Au petit matin du 18 mai 1302, à Bruges, en Flandre, des insurgés en armes pénètrent dans les maisons et abordent les occupants en leur demandant de répéter après eux: «Schild of vriend?» (Bouclier ou ami?).

Il est impossible à qui n'est pas natif des Flandres de prononcer correctement cette expression. C'est ainsi que les soldats de la garnison française sont démasqués les uns après les autres et assassinés au pied de leur lit. On compte un millier de morts.

Cette journée a été appelée «Mâtines de Bruges» par analogie avec les «Vêpres siciliennes» qui chassèrent 20 ans plus tôt les Français de Sicile. Elle réduit à néant le rêve des rois capétiens d'annexer les Flandres.

Convoitises françaises

Sous les règnes de Philippe Auguste et Saint Louis (Louis IX), la France était devenue le plus puissant royaume d'Europe.

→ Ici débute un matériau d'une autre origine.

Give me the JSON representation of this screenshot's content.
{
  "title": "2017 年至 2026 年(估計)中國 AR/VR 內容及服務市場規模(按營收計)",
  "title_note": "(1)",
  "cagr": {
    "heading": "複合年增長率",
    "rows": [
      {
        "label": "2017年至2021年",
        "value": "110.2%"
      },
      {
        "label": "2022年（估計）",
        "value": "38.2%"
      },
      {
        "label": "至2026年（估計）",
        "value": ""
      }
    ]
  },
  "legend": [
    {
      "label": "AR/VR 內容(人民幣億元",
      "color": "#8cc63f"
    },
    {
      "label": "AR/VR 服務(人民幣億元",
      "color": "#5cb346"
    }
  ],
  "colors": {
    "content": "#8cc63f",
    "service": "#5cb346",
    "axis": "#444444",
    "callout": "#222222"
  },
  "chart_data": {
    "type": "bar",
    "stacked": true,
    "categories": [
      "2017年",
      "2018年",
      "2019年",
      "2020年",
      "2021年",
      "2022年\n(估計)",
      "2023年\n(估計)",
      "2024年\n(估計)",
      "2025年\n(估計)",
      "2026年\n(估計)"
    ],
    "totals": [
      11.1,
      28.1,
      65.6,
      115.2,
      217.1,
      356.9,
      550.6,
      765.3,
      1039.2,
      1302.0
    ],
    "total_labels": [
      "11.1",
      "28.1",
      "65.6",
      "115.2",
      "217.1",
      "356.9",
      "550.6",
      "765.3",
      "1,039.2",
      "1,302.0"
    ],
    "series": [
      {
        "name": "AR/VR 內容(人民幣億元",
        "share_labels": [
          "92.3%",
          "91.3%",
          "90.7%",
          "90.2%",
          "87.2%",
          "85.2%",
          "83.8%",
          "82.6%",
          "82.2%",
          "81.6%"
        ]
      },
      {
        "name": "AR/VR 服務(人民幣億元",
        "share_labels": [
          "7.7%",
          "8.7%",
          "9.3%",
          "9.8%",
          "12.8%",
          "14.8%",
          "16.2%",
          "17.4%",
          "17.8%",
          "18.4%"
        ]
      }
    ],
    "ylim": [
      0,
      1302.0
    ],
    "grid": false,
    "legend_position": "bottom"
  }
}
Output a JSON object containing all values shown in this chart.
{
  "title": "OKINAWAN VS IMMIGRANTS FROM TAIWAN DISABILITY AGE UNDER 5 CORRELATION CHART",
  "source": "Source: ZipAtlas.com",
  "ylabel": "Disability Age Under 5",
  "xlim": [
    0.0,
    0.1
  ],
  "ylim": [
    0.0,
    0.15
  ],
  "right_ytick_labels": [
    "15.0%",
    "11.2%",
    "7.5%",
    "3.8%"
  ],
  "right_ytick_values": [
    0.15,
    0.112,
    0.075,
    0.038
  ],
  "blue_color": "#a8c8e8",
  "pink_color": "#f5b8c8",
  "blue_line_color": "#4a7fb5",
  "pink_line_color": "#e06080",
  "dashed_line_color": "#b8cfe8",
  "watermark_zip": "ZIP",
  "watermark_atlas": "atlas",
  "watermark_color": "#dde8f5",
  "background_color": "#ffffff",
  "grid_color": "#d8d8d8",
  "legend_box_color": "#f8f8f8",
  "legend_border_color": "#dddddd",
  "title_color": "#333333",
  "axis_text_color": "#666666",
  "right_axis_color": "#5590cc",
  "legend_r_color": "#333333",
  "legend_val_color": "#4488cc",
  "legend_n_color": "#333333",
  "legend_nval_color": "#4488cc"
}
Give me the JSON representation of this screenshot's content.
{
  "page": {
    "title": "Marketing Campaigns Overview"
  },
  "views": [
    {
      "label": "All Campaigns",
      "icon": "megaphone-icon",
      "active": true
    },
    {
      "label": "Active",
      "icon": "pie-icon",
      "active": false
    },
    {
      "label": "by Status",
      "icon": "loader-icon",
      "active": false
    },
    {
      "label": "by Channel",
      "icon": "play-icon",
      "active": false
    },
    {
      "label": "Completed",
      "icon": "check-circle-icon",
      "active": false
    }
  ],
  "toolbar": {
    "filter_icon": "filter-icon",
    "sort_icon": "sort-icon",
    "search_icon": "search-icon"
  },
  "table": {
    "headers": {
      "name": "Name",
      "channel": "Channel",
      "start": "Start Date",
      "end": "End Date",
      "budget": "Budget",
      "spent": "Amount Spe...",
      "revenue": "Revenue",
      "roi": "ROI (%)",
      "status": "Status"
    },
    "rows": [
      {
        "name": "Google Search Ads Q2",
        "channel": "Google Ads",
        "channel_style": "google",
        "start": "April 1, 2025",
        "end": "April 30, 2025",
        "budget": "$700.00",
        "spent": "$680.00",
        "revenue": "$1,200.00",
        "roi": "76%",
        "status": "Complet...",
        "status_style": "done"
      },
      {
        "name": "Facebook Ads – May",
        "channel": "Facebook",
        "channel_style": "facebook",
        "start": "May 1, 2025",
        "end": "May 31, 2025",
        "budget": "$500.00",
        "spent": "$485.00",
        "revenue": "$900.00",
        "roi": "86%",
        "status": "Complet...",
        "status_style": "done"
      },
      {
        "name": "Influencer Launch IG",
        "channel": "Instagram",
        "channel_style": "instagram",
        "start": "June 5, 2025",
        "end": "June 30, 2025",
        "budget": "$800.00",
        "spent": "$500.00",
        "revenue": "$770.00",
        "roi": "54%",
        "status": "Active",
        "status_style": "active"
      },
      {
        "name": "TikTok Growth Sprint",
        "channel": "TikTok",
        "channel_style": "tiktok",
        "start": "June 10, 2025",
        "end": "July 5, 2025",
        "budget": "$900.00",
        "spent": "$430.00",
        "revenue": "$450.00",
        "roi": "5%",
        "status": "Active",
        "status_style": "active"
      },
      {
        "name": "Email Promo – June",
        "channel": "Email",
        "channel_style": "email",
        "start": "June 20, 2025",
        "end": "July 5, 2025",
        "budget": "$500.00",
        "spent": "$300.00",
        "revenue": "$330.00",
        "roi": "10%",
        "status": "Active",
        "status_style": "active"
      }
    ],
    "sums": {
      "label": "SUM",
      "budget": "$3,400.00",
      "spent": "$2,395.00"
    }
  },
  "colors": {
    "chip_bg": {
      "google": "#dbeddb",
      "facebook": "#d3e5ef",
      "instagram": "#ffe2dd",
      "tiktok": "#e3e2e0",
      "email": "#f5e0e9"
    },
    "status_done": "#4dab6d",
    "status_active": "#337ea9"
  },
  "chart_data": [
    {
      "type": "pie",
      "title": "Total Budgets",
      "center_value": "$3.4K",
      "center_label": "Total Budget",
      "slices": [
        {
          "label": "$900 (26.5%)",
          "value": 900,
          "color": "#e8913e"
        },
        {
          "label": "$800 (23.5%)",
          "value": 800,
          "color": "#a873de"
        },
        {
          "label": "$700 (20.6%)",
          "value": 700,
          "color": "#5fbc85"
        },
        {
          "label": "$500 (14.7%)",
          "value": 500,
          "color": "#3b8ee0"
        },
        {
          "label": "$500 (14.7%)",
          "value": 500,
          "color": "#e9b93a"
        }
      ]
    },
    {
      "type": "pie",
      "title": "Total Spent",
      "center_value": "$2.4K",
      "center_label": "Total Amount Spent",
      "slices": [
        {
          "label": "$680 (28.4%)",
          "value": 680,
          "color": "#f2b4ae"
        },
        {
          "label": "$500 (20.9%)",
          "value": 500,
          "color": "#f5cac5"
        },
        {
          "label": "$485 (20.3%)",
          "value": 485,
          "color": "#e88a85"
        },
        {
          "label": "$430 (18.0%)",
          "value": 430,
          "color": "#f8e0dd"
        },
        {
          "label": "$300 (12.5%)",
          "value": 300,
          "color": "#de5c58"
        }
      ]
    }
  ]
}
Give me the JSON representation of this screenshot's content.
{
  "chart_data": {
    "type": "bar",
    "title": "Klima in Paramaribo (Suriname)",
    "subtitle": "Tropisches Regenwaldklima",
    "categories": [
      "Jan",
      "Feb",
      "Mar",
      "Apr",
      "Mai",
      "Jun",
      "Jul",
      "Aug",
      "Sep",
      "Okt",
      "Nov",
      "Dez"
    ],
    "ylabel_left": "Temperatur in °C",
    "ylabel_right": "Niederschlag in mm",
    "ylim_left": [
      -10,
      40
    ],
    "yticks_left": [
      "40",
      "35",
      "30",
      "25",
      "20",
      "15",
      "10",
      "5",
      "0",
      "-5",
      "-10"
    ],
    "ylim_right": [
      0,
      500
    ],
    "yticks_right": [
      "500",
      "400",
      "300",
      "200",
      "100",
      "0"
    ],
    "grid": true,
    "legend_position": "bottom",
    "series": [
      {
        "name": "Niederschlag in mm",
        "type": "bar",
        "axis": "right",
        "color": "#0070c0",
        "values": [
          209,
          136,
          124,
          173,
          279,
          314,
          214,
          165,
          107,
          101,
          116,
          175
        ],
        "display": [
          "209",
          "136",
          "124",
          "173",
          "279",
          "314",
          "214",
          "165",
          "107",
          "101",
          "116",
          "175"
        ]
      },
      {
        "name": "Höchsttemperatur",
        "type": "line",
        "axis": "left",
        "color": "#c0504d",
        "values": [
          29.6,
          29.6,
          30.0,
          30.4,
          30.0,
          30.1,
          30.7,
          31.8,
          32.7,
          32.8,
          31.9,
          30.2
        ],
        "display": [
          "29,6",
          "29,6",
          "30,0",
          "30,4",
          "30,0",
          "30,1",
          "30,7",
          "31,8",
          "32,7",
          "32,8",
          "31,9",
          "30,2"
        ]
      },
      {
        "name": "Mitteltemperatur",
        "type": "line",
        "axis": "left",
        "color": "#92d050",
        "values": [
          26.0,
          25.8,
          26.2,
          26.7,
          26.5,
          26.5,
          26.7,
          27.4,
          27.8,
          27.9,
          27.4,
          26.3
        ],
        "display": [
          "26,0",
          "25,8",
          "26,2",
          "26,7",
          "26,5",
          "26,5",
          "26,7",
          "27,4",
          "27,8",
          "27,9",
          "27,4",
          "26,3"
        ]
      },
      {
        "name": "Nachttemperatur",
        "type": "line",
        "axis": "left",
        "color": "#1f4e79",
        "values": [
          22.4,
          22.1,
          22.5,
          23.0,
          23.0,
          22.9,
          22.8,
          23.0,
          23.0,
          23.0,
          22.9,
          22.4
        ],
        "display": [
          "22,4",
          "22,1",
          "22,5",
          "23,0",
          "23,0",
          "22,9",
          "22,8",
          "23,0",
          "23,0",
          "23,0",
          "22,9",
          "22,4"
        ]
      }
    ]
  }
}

Mais à la fin du XIIIe siècle, la Flandre et l'Angleterre commencent à lui faire de l'ombre grâce à leur enrichissement rapide. L'Angleterre vend de la laine aux communes flamandes comme Bruges, Ypres ou Gand. Celles-ci fabriquent des draps qu'elles revendent à prix d'or dans toute l'Europe.

En 1297, pour faire face à la convoitise du roi de France, le comte de Flandre, Guy de Dampierre, négocie une alliance avec le roi anglais Edouard 1er. Mais Philippe IV le Bel , petit-fils de Saint Louis, attire le comte à Paris et l'emprisonne.

Il installe en Flandre un gouverneur à sa dévotion, Guy de Châtillon. De Lille à Bruges, les villes flamandes ouvrent leurs portes aux garnisons françaises.

Le 29 mai 1301, Philippe le Bel et sa cour se réjouissent à Bruges de l'annexion des Flandres au royaume.

Mais un tisserand du nom de Pierre Coning (en flamand, Pieter de Coninck) appelle les habitants à la révolte. Il est néanmoins repoussé par les bourgeois, favorables au roi de France (on les surnomme «leliaerts»).

Méfiant, le gouverneur des Flandres, Jacques de Saint-Pol, supprime les libertés de Bruges. La population se reprend alors à écouter les harangues de Pierre Coning. En représailles, les Français occupent en force la ville.

C'est alors que surviennent les «Mâtines de Bruges». 1600 insurgés entrent dans la ville et assassinent les Français.

La «bataille des éperons d'or»

Comme si cet avertissement ne suffisait pas, les chevaliers français, commandés par Robert d'Artois, sont honteusement battus par les milices communales le 11 juillet 1302 à la «bataille des éperons d’or», près de Courtrai.